By Tia Will
In the wake of the decision not to pursue water fluoridation, alternatives are being sought which focus on those identified as the most needy. Sound public health practices would include policies that positively affect as many of the vulnerable as possible.
So far, this consideration seems to have been focused in Davis on underserved preschool and school aged children. However, is this really the only population that should be considered ? A couple of recent articles suggest that this may be too narrow a focus.
One front page article on the Davis Enterprise on 10/9/13, “Services for seniors are lagging” highlights inadequacy of provision of food and care to our county’s increasing number of seniors.
The report commissioned by the Yolo Healthy Aging Alliance found a number of gaps in services to seniors including Meals on Wheels and the termination of the Prevention and Early Intervention program which included home visits and assessments to prevent health, mental health and other problems associated with social isolation.
These findings combined with the universally accepted reality that the population of Davis is increasingly comprised of adults nearing or past retirement age would seem to indicate that focusing on school aged children is not an adequate approach to community needs.
A second recent article by Jen Christensen writing for CNN focuses on inadequacies in dental health care insurance. She notes specifically that the ACA does not cover dental health care for adults and that < 2% of retirees have dental health care insurance.
I recently discovered the personal limitations of even the best dental health care insurance available. It does not cover orthodontics, even when a medical necessity, not cosmetic, for those of us over age 18.
So when considering the costs of dental care for out adult population most of us of retirement age are vulnerable to costs of around $ 300-350 per filling. Extraction of a single tooth can cost $75 -300 for a simple extraction, $150-650 for a surgical extraction, and $1000-3000 for a wisdom tooth extraction.
These costs are frequently prohibitive for those of our seniors living on fixed incomes or for those who are employed in positions for which dental coverage is not a benefit , estimated to be about ½ of all workers.
These individuals frequently have no recourse but to use the Emergency Room as their provider for dental needs since they cannot be turned away.
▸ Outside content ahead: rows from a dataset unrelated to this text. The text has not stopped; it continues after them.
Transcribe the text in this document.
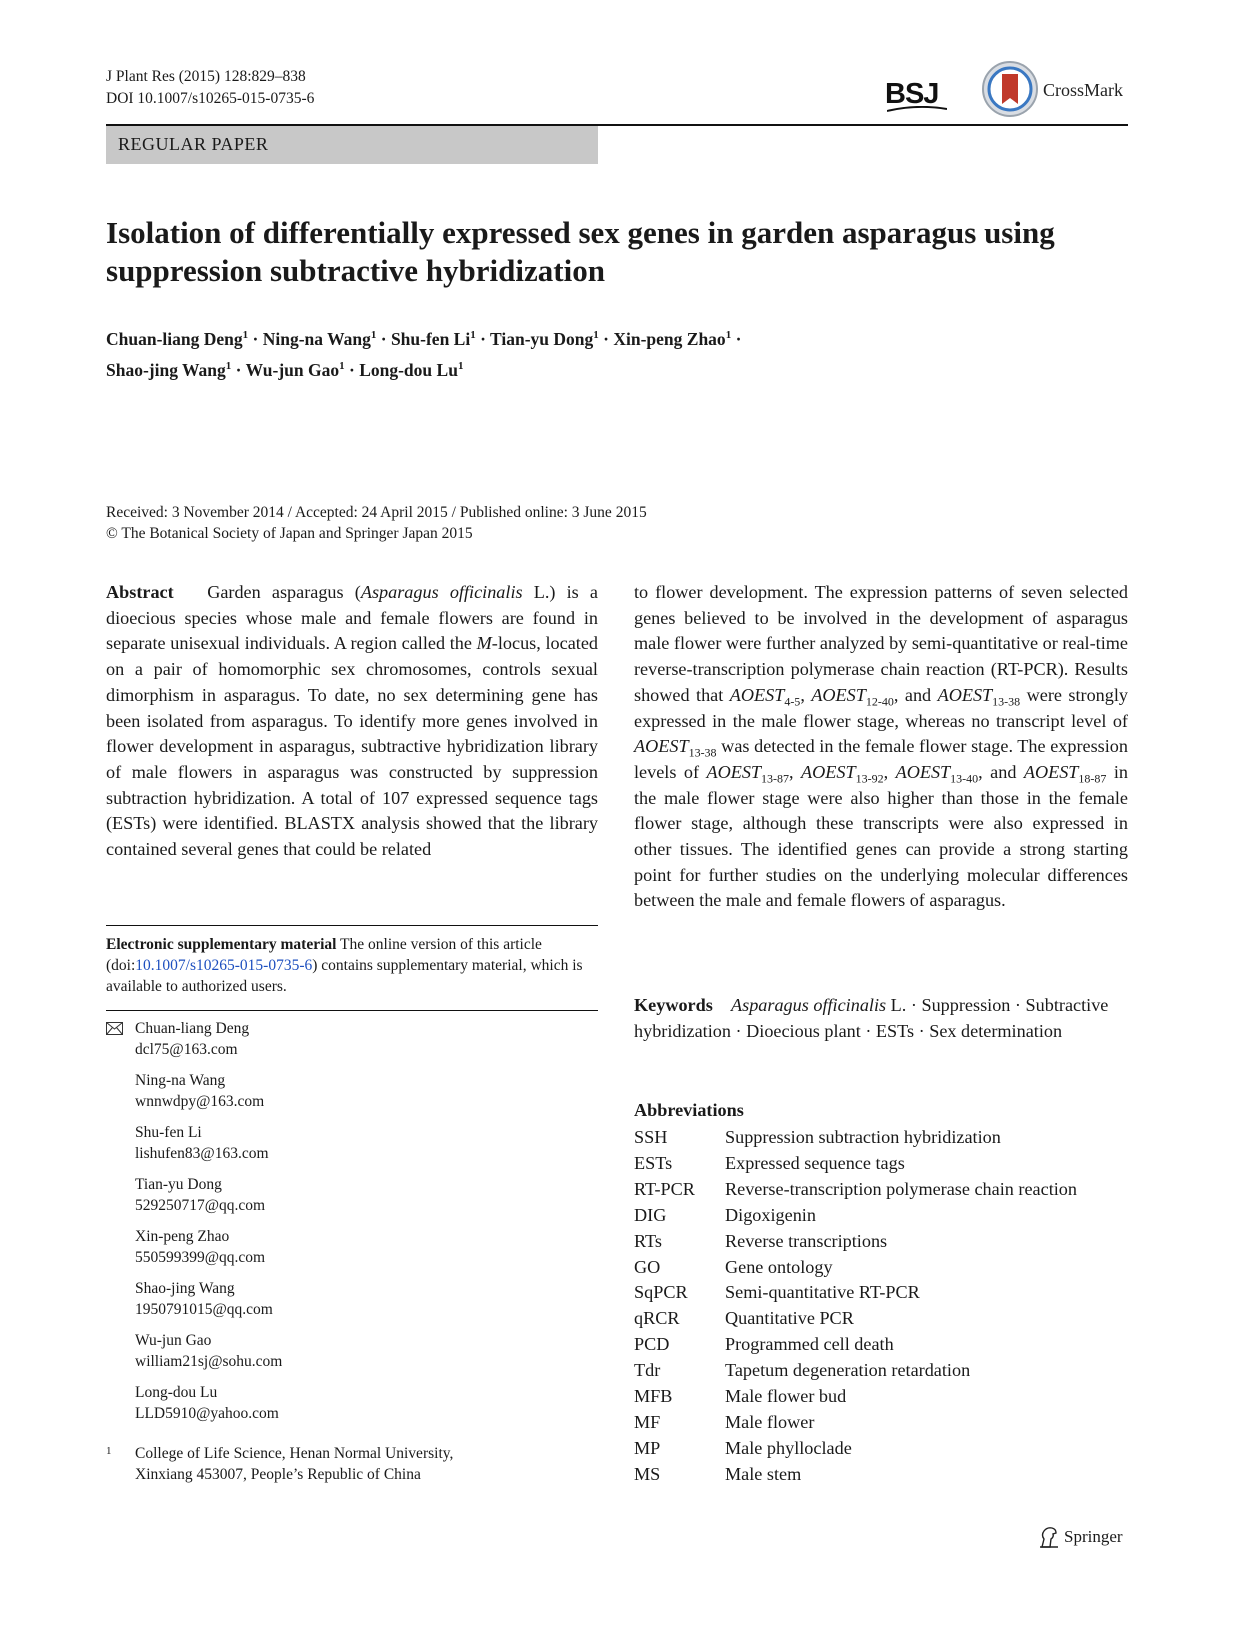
J Plant Res (2015) 128:829–838
DOI 10.1007/s10265-015-0735-6	BSJ	CrossMark
REGULAR PAPER
Isolation of differentially expressed sex genes in garden asparagus using suppression subtractive hybridization
Chuan-liang Deng$^1$ · Ning-na Wang$^1$ · Shu-fen $Li^1$ · Tian-yu Dong$^1$ · Xin-peng Zhao$^1$ ·
Shao-jing Wang$^1$ · Wu-jun Gao$^1$ · Long-dou Lu$^1$
Received: 3 November 2014 / Accepted: 24 April 2015 / Published online: 3 June 2015
© The Botanical Society of Japan and Springer Japan 2015

Abstract Garden asparagus (Asparagus officinalis L.) is a dioecious species whose male and female flowers are found in separate unisexual individuals. A region called the M-locus, located on a pair of homomorphic sex chromosomes, controls sexual dimorphism in asparagus. To date, no sex determining gene has been isolated from asparagus. To identify more genes involved in flower development in asparagus, subtractive hybridization library of male flowers in asparagus was constructed by suppression subtraction hybridization. A total of 107 expressed sequence tags (ESTs) were identified. BLASTX analysis showed that the library contained several genes that could be related

to flower development. The expression patterns of seven selected genes believed to be involved in the development of asparagus male flower were further analyzed by semi-quantitative or real-time reverse-transcription polymerase chain reaction (RT-PCR). Results showed that $AOEST_{4-5}$, $AOEST_{12-40}$, and $AOEST_{13-38}$ were strongly expressed in the male flower stage, whereas no transcript level of $AOEST_{13-38}$ was detected in the female flower stage. The expression levels of $AOEST_{13-87}$, $AOEST_{13-92}$, $AOEST_{13-40}$, and $AOEST_{18-87}$ in the male flower stage were also higher than those in the female flower stage, although these transcripts were also expressed in other tissues. The identified genes can provide a strong starting point for further studies on the underlying molecular differences between the male and female flowers of asparagus.

Electronic supplementary material The online version of this article (doi:10.1007/s10265-015-0735-6) contains supplementary material, which is available to authorized users.
Chuan-liang Deng
dcl75@163.com
Ning-na Wang
wnnwdpy@163.com
Shu-fen Li
lishufen83@163.com
Tian-yu Dong
529250717@qq.com
Xin-peng Zhao
550599399@qq.com
Shao-jing Wang
1950791015@qq.com
Wu-jun Gao
william21sj@sohu.com
Long-dou Lu
LLD5910@yahoo.com
1 College of Life Science, Henan Normal University,
Xinxiang 453007, People’s Republic of China
Keywords Asparagus officinalis L. · Suppression · Subtractive hybridization · Dioecious plant · ESTs · Sex determination
Abbreviations
SSH	Suppression subtraction hybridization
ESTs	Expressed sequence tags
RT-PCR	Reverse-transcription polymerase chain reaction
DIG	Digoxigenin
RTs	Reverse transcriptions
GO	Gene ontology
SqPCR	Semi-quantitative RT-PCR
qRCR	Quantitative PCR
PCD	Programmed cell death
Tdr	Tapetum degeneration retardation
MFB	Male flower bud
MF	Male flower
MP	Male phylloclade
MS	Male stem
Springer
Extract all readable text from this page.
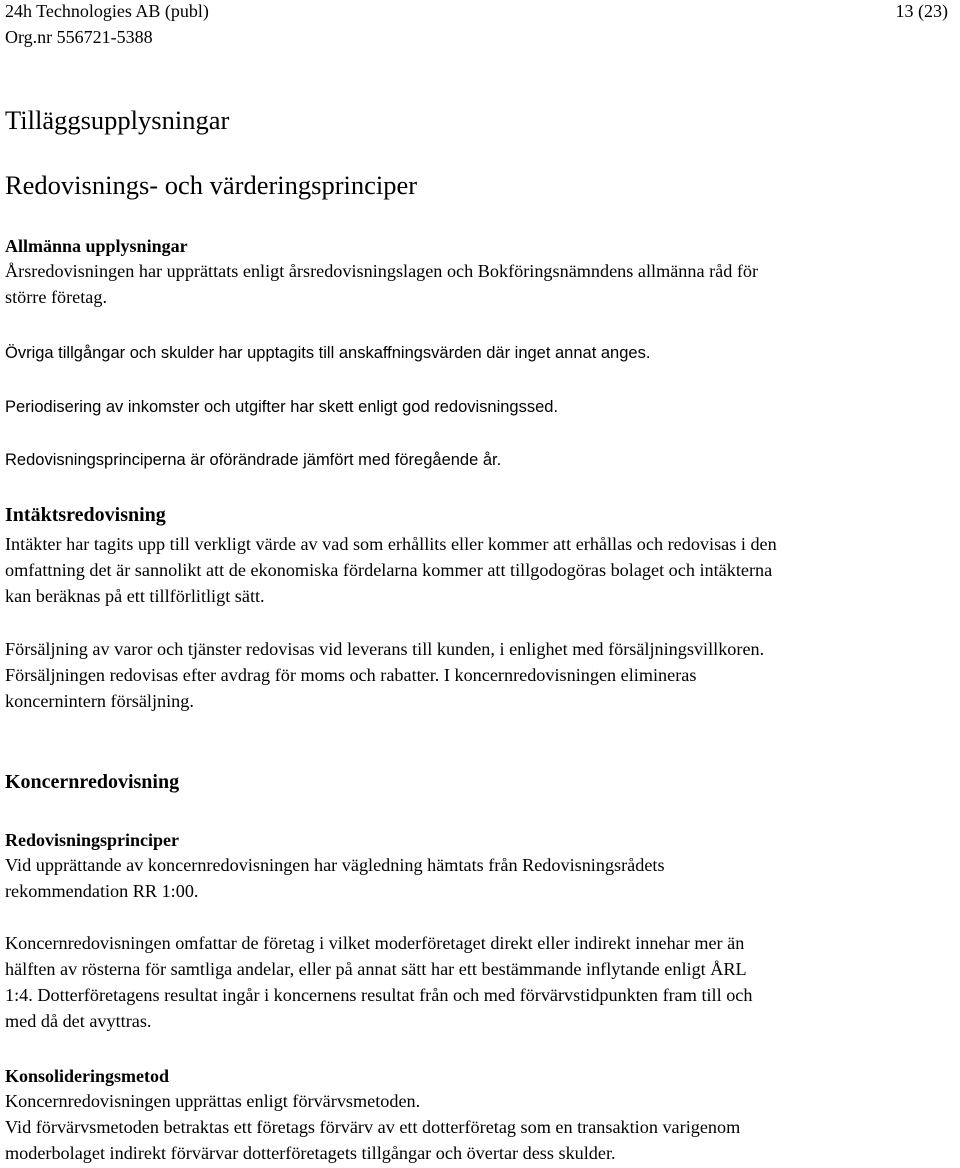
24h Technologies AB (publ)
Org.nr 556721-5388
13 (23)
Tilläggsupplysningar
Redovisnings- och värderingsprinciper
Allmänna upplysningar
Årsredovisningen har upprättats enligt årsredovisningslagen och Bokföringsnämndens allmänna råd för
större företag.
Övriga tillgångar och skulder har upptagits till anskaffningsvärden där inget annat anges.
Periodisering av inkomster och utgifter har skett enligt god redovisningssed.
Redovisningsprinciperna är oförändrade jämfört med föregående år.
Intäktsredovisning
Intäkter har tagits upp till verkligt värde av vad som erhållits eller kommer att erhållas och redovisas i den
omfattning det är sannolikt att de ekonomiska fördelarna kommer att tillgodogöras bolaget och intäkterna
kan beräknas på ett tillförlitligt sätt.
Försäljning av varor och tjänster redovisas vid leverans till kunden, i enlighet med försäljningsvillkoren.
Försäljningen redovisas efter avdrag för moms och rabatter. I koncernredovisningen elimineras
koncernintern försäljning.
Koncernredovisning
Redovisningsprinciper
Vid upprättande av koncernredovisningen har vägledning hämtats från Redovisningsrådets
rekommendation RR 1:00.
Koncernredovisningen omfattar de företag i vilket moderföretaget direkt eller indirekt innehar mer än
hälften av rösterna för samtliga andelar, eller på annat sätt har ett bestämmande inflytande enligt ÅRL
1:4. Dotterföretagens resultat ingår i koncernens resultat från och med förvärvstidpunkten fram till och
med då det avyttras.
Konsolideringsmetod
Koncernredovisningen upprättas enligt förvärvsmetoden.
Vid förvärvsmetoden betraktas ett företags förvärv av ett dotterföretag som en transaktion varigenom
moderbolaget indirekt förvärvar dotterföretagets tillgångar och övertar dess skulder.
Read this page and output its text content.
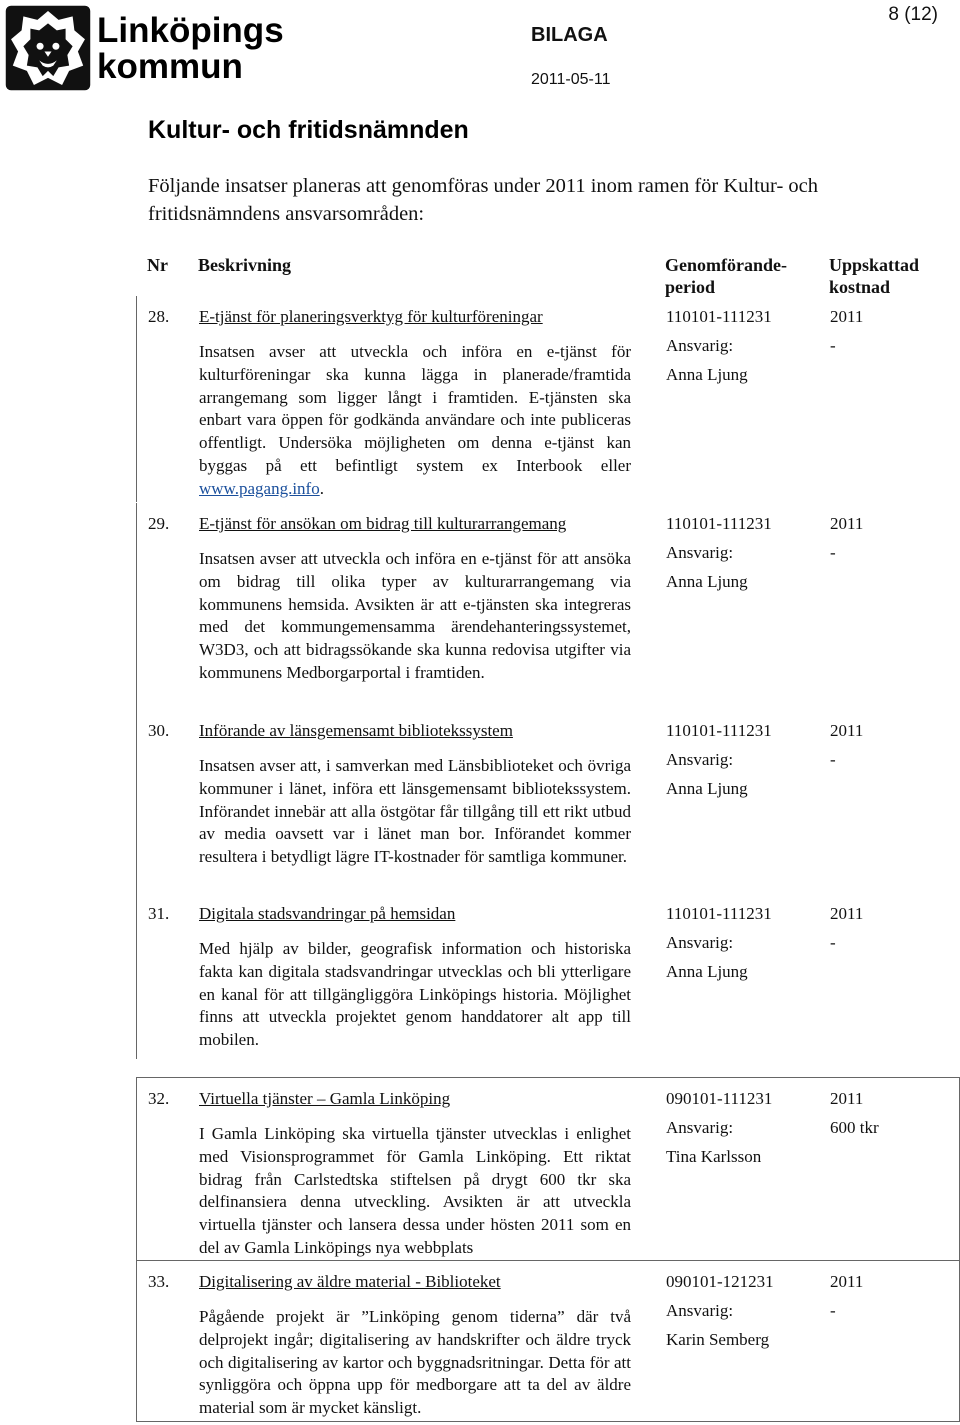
Linköpings
kommun
BILAGA
2011-05-11
8 (12)
Kultur- och fritidsnämnden
Följande insatser planeras att genomföras under 2011 inom ramen för Kultur- och fritidsnämndens ansvarsområden:
Nr Beskrivning	Genomförande-
period
Uppskattad
kostnad
28. E-tjänst för planeringsverktyg för kulturföreningar
Insatsen avser att utveckla och införa en e-tjänst för kulturföreningar ska kunna lägga in planerade/framtida arrangemang som ligger långt i framtiden. E-tjänsten ska enbart vara öppen för godkända användare och inte publiceras offentligt. Undersöka möjligheten om denna e-tjänst kan byggas på ett befintligt system ex Interbook eller www.pagang.info.
110101-111231
Ansvarig:
Anna Ljung
2011
-
29. E-tjänst för ansökan om bidrag till kulturarrangemang
Insatsen avser att utveckla och införa en e-tjänst för att ansöka om bidrag till olika typer av kulturarrangemang via kommunens hemsida. Avsikten är att e-tjänsten ska integreras med det kommungemensamma ärendehanteringssystemet, W3D3, och att bidragssökande ska kunna redovisa utgifter via kommunens Medborgarportal i framtiden.
110101-111231
Ansvarig:
Anna Ljung
2011
-
30. Införande av länsgemensamt bibliotekssystem
Insatsen avser att, i samverkan med Länsbiblioteket och övriga kommuner i länet, införa ett länsgemensamt bibliotekssystem. Införandet innebär att alla östgötar får tillgång till ett rikt utbud av media oavsett var i länet man bor. Införandet kommer resultera i betydligt lägre IT-kostnader för samtliga kommuner.
110101-111231
Ansvarig:
Anna Ljung
2011
-
31. Digitala stadsvandringar på hemsidan
Med hjälp av bilder, geografisk information och historiska fakta kan digitala stadsvandringar utvecklas och bli ytterligare en kanal för att tillgängliggöra Linköpings historia. Möjlighet finns att utveckla projektet genom handdatorer alt app till mobilen.
110101-111231
Ansvarig:
Anna Ljung
2011
-
32. Virtuella tjänster – Gamla Linköping
I Gamla Linköping ska virtuella tjänster utvecklas i enlighet med Visionsprogrammet för Gamla Linköping. Ett riktat bidrag från Carlstedtska stiftelsen på drygt 600 tkr ska delfinansiera denna utveckling. Avsikten är att utveckla virtuella tjänster och lansera dessa under hösten 2011 som en del av Gamla Linköpings nya webbplats
090101-111231
Ansvarig:
Tina Karlsson
2011
600 tkr
33. Digitalisering av äldre material - Biblioteket
Pågående projekt är ”Linköping genom tiderna” där två delprojekt ingår; digitalisering av handskrifter och äldre tryck och digitalisering av kartor och byggnadsritningar. Detta för att synliggöra och öppna upp för medborgare att ta del av äldre material som är mycket känsligt.
090101-121231
Ansvarig:
Karin Semberg
2011
-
According to the ADA in a publication on July,2013,
“The number of dental emergency room visits in the U.S. increased from 1.1 million in 2000 to 2.1 million in 2010, according to the National Hospital Ambulatory Medical Care Survey”. This is a preventable cost that is born by all of us since these are frequently visits that could be avoided by preventive care.
So what would I propose? I would suggest that we first not assume that we know what is needed or what will be most cost effective given the October 1st decision.
I would suggest that prior to deciding how to raise funds or how much money is needed that we commit as a community to performing a needs assessment. Only once we have identified where the true needs of our community lie will we be able to make logical decisions about how to address these needs.
Questions of cost and how to raise funds to address the identified needs should be a secondary process after the primary needs assessment. This is the mechanism for moving forward that I see as most effective and what I will be proposing to our CC members and to any working group that is charged with addressing this issue.